We have repeatedly seen that all aquatic animals have some or all the bones of the limbs shortened, and it is of interest to observe that the early plesiosaurs had longer forearm and foreleg bones than the later ones, just as we have seen was the case with the early ichthyosaurs. It would seem probable that all the early plesiosaurs had long necks, though some of the late ones in Cretaceous times had relatively short necks, shorter even than the known nothosaurs possessed.
The nothosaurs doubtless lived about the shores of the ancient seas, spending much of their time in the water, leaving it perhaps when hard pressed by their enemies, as do some modern reptiles, or to rear their young. The teeth of the nothosaurs are long and slender in front, shorter behind. The animals must therefore have been carnivorous in habit, feeding probably upon such fishes as they could catch, and the various invertebrates which live in shallow water. The structure of the jaws and their attachments are quite as in the plesiosaurs, proving that they could not have swallowed large objects; but the skull is broader and flatter than that of most plesiosaurs, indicating habits not unlike those of the modern alligators and crocodiles.
Some time we shall doubtless find remains of nothosaurs or nearly allied animals elsewhere than in Europe, but probably not from later deposits than the Triassic. So far as we now know, their geological range and geographical distribution were much restricted; they evidently wholly died out shortly after the plesiosaurs appeared.
CHAPTER VII
ANOMODONTIA
LYSTROSAURUS
Over a large area of South Africa, chiefly along the Orange River and its tributaries, there is an extensive series of deposits many hundreds of feet in thickness, usually called the Karoo beds, which, for more than fifty years, have been widely famous among scientific men for the many and remarkable vertebrate fossils which they have yielded. These deposits seem to represent the whole of the vast interval of time from the Carboniferous to the Jurassic, that is, the whole of the Permian and Triassic, though not many fossils have been found in the lowermost strata. Among the fossils of the lower strata are those of the strange creatures described in the following pages as Mesosaurus. From the deposits representing the Upper Permian and the Triassic the fossils that have been obtained are both abundant and diverse. Unfortunately, however, of the scores of forms that have been discovered few are known completely, and still fewer are known sufficiently well to enable us to picture the living animals.
From the Upper Permian Karoo rocks two orders of reptiles have been recognized, the Cotylosauria, represented by more specialized forms than those from the Lower Permian of North America; and the order or group called by Broom the Therapsida. While the forms of this latter group have certain definite structural relationships with each other, they show so great a diversity among themselves that, when they shall be better known, it will be found necessary perhaps to separate them into several distinct orders.
At least five groups of the Therapsida are now recognized by Broom, the Dromasauria, Dinocephalia, Anomodontia, Therocephalia, and Theriodontia. Of all these the members of the last-mentioned group have attracted the greatest interest among geologists and naturalists, because of their intimate relationships to the mammals—so intimate, indeed, that they seem almost to bridge over the interval between the two classes. From higher Karoo beds primitive representatives of the more crocodilian types have been discovered, forms which seem to be the beginning of that order described on later pages as the Parasuchia.

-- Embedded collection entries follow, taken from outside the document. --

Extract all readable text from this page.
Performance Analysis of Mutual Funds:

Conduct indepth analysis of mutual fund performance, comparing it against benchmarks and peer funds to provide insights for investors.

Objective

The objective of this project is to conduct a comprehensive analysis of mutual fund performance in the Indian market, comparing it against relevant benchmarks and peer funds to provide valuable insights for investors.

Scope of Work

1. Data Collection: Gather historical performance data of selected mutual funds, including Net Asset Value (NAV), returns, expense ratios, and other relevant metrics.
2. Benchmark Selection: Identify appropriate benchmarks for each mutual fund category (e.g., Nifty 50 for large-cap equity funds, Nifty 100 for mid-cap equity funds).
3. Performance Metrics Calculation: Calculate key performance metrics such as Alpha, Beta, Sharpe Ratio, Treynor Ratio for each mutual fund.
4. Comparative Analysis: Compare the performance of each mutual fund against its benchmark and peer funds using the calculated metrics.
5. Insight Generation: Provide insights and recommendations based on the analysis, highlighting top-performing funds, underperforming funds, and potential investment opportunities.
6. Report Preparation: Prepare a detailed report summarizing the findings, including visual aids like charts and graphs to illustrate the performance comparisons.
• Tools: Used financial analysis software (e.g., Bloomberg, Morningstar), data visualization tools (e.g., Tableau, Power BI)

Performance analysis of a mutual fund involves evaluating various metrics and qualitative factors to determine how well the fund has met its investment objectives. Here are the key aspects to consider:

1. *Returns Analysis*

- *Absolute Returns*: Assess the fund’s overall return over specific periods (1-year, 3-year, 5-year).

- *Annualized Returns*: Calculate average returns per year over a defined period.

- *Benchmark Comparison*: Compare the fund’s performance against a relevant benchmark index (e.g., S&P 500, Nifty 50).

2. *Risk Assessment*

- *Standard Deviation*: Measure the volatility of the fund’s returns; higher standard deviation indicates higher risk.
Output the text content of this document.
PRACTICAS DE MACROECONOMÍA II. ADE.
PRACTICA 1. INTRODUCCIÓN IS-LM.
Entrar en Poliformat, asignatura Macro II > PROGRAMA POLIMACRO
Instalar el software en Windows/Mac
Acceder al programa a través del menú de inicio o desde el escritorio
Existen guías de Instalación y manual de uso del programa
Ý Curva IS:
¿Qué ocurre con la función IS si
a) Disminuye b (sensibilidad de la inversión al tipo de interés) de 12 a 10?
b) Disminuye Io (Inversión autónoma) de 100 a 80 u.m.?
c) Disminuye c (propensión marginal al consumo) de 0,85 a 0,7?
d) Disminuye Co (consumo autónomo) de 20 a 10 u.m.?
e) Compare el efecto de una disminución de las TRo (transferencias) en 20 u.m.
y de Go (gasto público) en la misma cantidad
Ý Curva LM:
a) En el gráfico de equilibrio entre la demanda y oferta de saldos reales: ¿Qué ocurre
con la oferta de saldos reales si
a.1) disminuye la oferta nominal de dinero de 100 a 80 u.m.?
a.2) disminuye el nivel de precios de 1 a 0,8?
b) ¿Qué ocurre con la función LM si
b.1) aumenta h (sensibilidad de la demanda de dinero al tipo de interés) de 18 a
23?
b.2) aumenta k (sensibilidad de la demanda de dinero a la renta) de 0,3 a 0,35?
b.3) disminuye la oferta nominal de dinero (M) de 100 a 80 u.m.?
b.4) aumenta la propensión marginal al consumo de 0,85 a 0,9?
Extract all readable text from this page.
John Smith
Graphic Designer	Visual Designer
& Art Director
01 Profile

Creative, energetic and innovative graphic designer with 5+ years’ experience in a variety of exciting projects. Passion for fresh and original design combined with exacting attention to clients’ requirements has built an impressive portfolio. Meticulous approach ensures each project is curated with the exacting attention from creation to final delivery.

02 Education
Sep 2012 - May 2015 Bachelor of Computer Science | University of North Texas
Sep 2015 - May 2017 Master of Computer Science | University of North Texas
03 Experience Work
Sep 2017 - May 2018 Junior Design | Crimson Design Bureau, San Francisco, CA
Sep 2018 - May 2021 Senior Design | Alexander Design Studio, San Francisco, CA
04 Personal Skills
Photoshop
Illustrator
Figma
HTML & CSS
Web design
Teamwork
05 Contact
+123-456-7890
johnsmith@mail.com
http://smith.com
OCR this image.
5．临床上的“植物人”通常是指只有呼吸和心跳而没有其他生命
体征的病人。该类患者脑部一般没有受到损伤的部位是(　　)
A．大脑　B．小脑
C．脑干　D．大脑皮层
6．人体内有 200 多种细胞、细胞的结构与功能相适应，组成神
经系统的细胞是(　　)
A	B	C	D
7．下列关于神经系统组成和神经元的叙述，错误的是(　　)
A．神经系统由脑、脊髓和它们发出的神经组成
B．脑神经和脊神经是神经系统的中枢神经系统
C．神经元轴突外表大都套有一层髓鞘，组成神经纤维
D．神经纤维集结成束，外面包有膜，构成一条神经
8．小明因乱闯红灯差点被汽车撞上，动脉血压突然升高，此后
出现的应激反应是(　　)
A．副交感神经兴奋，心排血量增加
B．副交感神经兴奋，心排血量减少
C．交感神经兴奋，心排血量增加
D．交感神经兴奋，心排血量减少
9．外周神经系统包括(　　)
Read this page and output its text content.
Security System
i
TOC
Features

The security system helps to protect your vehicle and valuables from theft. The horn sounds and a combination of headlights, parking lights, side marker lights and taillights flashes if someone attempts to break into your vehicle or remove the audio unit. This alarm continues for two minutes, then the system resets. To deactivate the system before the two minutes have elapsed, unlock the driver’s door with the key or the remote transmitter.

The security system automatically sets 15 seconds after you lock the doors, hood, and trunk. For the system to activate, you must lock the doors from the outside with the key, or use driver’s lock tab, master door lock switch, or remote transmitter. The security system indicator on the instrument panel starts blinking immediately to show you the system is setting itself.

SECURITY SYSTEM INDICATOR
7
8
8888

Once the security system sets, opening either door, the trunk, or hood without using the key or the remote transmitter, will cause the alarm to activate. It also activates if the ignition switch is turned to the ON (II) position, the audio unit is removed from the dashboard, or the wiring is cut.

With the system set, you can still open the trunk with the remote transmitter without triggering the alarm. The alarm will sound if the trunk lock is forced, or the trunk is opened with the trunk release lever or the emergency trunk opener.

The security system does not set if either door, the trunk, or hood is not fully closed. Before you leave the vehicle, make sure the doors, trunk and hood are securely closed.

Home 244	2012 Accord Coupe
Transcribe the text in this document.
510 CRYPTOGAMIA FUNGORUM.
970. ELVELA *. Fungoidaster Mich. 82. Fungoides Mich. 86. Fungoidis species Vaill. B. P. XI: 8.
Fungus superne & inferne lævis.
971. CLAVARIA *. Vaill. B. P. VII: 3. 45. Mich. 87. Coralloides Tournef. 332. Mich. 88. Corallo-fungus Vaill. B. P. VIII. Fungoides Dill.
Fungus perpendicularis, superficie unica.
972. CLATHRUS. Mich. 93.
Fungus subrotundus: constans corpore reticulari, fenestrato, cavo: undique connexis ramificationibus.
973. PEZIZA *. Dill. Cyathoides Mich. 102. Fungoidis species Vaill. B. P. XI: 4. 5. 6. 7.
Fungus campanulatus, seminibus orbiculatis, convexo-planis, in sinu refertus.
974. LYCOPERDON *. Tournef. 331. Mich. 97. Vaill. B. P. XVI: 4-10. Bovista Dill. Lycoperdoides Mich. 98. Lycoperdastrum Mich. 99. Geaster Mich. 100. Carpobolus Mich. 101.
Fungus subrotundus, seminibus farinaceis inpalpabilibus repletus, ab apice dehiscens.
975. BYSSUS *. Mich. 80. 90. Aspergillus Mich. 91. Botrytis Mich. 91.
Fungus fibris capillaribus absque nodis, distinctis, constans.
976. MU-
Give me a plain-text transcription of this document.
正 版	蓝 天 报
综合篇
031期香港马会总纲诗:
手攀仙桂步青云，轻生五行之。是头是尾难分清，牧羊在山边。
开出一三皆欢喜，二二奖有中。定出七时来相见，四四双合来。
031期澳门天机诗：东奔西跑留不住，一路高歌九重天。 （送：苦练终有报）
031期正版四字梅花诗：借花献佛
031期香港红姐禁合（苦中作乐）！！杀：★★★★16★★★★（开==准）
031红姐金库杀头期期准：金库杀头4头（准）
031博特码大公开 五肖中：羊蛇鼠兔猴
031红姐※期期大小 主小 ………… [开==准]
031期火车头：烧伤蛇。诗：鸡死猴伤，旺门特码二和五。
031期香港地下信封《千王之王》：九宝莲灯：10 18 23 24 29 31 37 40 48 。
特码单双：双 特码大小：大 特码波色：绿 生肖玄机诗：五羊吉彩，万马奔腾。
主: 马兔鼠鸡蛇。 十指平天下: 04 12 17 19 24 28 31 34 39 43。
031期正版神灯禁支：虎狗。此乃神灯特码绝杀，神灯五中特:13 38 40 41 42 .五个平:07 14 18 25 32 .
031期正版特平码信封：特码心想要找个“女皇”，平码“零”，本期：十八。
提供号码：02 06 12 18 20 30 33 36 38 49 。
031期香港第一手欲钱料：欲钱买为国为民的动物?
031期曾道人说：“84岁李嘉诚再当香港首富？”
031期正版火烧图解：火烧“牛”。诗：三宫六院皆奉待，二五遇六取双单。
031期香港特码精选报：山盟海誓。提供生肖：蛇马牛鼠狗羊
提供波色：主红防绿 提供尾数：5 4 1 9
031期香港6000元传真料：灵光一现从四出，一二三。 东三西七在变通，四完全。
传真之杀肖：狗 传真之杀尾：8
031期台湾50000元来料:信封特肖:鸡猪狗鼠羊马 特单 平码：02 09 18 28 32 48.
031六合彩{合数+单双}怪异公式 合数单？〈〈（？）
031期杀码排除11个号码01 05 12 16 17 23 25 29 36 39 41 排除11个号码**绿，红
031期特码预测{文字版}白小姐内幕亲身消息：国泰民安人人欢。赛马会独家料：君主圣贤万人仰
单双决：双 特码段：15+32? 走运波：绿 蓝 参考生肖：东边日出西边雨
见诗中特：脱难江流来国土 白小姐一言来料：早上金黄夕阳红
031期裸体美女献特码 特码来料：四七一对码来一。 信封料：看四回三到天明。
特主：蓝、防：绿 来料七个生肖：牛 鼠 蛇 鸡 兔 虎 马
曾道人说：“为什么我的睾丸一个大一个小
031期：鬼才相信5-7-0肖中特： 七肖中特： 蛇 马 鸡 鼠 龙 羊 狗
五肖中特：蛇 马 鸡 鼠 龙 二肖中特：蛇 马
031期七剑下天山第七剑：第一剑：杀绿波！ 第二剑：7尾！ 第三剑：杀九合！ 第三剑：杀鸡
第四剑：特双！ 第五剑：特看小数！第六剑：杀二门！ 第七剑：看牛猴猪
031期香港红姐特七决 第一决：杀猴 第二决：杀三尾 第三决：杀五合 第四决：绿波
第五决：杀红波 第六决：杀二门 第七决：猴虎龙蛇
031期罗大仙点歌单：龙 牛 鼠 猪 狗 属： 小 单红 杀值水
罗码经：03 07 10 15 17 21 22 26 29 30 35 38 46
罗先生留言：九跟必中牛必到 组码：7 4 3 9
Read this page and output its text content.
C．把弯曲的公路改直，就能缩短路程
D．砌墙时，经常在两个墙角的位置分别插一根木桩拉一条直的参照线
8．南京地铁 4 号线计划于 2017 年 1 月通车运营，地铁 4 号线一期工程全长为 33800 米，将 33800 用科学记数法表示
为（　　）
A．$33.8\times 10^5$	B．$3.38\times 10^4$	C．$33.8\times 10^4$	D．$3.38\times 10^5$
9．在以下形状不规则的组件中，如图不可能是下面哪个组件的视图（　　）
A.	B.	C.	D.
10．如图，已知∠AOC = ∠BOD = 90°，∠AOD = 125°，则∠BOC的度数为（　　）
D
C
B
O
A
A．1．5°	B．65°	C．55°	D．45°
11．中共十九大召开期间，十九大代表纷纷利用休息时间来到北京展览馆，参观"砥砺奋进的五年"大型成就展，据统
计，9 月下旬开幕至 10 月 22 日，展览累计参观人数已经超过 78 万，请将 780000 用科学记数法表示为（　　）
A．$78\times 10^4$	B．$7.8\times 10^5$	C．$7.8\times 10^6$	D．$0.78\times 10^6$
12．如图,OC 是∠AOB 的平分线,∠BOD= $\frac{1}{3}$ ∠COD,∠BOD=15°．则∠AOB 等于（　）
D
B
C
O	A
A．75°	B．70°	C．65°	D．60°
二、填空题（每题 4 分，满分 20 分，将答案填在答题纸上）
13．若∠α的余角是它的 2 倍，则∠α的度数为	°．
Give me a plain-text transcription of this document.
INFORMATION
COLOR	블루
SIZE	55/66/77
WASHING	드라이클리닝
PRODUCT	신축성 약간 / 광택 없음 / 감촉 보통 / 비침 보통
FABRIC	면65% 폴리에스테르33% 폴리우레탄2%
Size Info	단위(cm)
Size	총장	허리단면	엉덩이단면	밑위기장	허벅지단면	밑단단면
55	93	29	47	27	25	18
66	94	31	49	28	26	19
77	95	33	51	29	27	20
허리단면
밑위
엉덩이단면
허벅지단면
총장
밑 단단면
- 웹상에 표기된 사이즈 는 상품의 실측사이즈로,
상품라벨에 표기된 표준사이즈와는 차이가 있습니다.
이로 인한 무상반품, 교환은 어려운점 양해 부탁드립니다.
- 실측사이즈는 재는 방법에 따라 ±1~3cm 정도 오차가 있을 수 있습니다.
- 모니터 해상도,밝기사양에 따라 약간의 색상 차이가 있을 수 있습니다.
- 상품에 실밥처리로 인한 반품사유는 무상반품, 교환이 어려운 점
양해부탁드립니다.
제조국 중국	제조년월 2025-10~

It would lead us too far astray to mention even, let alone describe, the many forms of reptiles that have been discovered in the Karoo beds; nor indeed is it possible for anyone who has not attentively studied their remains to get a very clear conception of many of them, so incompletely have they been made known.
Doubtless from among all these diverse forms there have been not a few which sought wider opportunities in the water, but, if so, we have as yet very little knowledge of them. One form only, so far as the writer is aware, has been credited with aquatic habits, a remarkable reptile belonging to the group originally called by Sir Richard Owen, the Anomodontia, a word meaning “lawless teeth,” and to the genus Lystrosaurus, also described by the same noted paleontologist. A restoration of the skeleton of Lystrosaurus has recently been published by Watson. This restoration the writer has reproduced in the present pages, though he has taken the liberty of making some minor changes, to accord better with what he believes must have been the position of the shoulder-blades and the hind legs. And he would also suggest that the tail in life did not turn down so much at its extremity as depicted by Watson.